In the spring of 1967 I used my birthday money to buy an LP called “The Best of Sam the Sham and the Pharaohs.” I only mention this because I still have that copy and have even played tracks from it on Stuck in the Psychedelic Era. I guess that marks the official beginning of the current collection I use on the show. That LP, however, is the exception rather than the rule. Most of the vinyl I use is from a collection I have been building up since the late 70s, when I found a copy of Cheap Thrills in near-perfect condition at a thrift store in Albuquerque. Up until that point I had been perfectly content to maintain a collection on tape, most of it on 2-track or 4-track reel-to-reel, although I had a few cassette tapes I made for listening to in the car as well.
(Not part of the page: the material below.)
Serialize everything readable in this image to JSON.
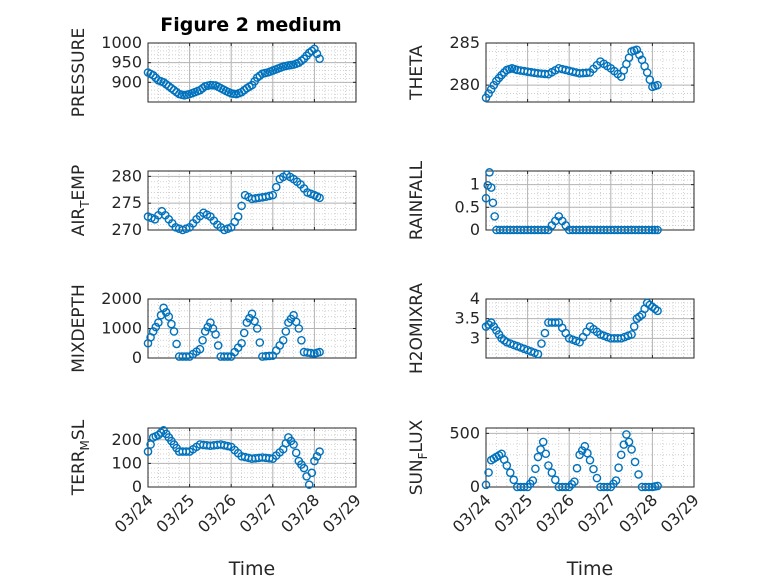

I did not immediately abandon my tapes, however. In fact, I managed to have at least one working reel-to-reel machine throughout the 80s, finally putting my Pioneer and my dad’s old Revox into storage in late 1989. One consequence of maintaining my tape collection was that I had copies of virtually every album I ever wanted, and thus was only spending money on new stuff and obscure older albums I had not been able to tape. As the new stuff became more and more corporate (Journey, Foreigner and the like), I got more and more into the obscure older stuff, discovering bands like the West Coast Pop Art Experimental Band and forgotten albums like the Animals’ “Animalization”, usually in thrift stores.
The true core of the vinyl collection I was beginning to build, though, was 45RPM records. I had always had a fondness for them, even when they fell out of favor in the early 70s, and by the end of that decade I could be found scouring every thrift store I could find looking for gems from the late 60s. I even went so far as to buy new 45RPM reissues of songs I couldn’t find the originals of, or had unplayable copies of. When it became clear that CDs were here to stay many small market radio stations decided to rid themselves of all their old vinyl, some of which had been sitting in boxes in basements for several years. In a few cases I was lucky enough to be working at those stations and was able to build up my collection relatively easily. Although many of those 45s were water damaged in a flash flood a few years ago, I still play some of the survivors from time to time. There are quite a few B sides in particular that I have not been able to find anywhere else.
Eventually I had to start replacing my old reel-to-reel tapes, mostly with CDs, although I continued to build up my collection of 45s. Most recently, though, I have had the pleasure of being able to ransack the original WEOS music library, culling about 200 LPs from the thousands that had been stored in one of the dorms at Hobart & William Smith Colleges for the past several years.
Sometimes, though, it just isn’t practical to search out vinyl copies of obscure recordings. Likewise, there are times where the only available vinyl copy of a record is just too trashed to use anymore. Luckily, there are companies that specialize in restoring old music and issuing it on CD. Many of them put out occasional collections of songs by artists that may have only issued one or two songs in their entire recording career. Thanks to them, I have been able to locate many recordings that I otherwise would not have had access to.
As for all those old tapes, they are still in storage. I suppose most of them would be considered usable from a quality standpoint, but there are ethical issues to consider. As a retired songwriter/musician, I believe in using only authorized recordings on Stuck in the Psychedelic Era, even if it means spending my own cash to do so. It’s for this same reason that I don’t use bootleg recordings or MP3 copies, no matter how good the audio quality is. It’s just something I won’t do. (My own compositions that I use for opening/closing themes and music beds are another matter. I gave up on the idea of ever making any money from them years ago, so feel free to make as many copies as you like, once I get a place to upload them to.)
Anyway, I hope that answers the question about where the music comes from. I’m still adding to the collection, although pretty much all my music purchases in the current century have been for use on Stuck in the Psychedelic Era. After all, even if they don’t acknowledge it even to themselves, all collectors have a deep down desire to share what they have collected, even if it’s just to brag about it.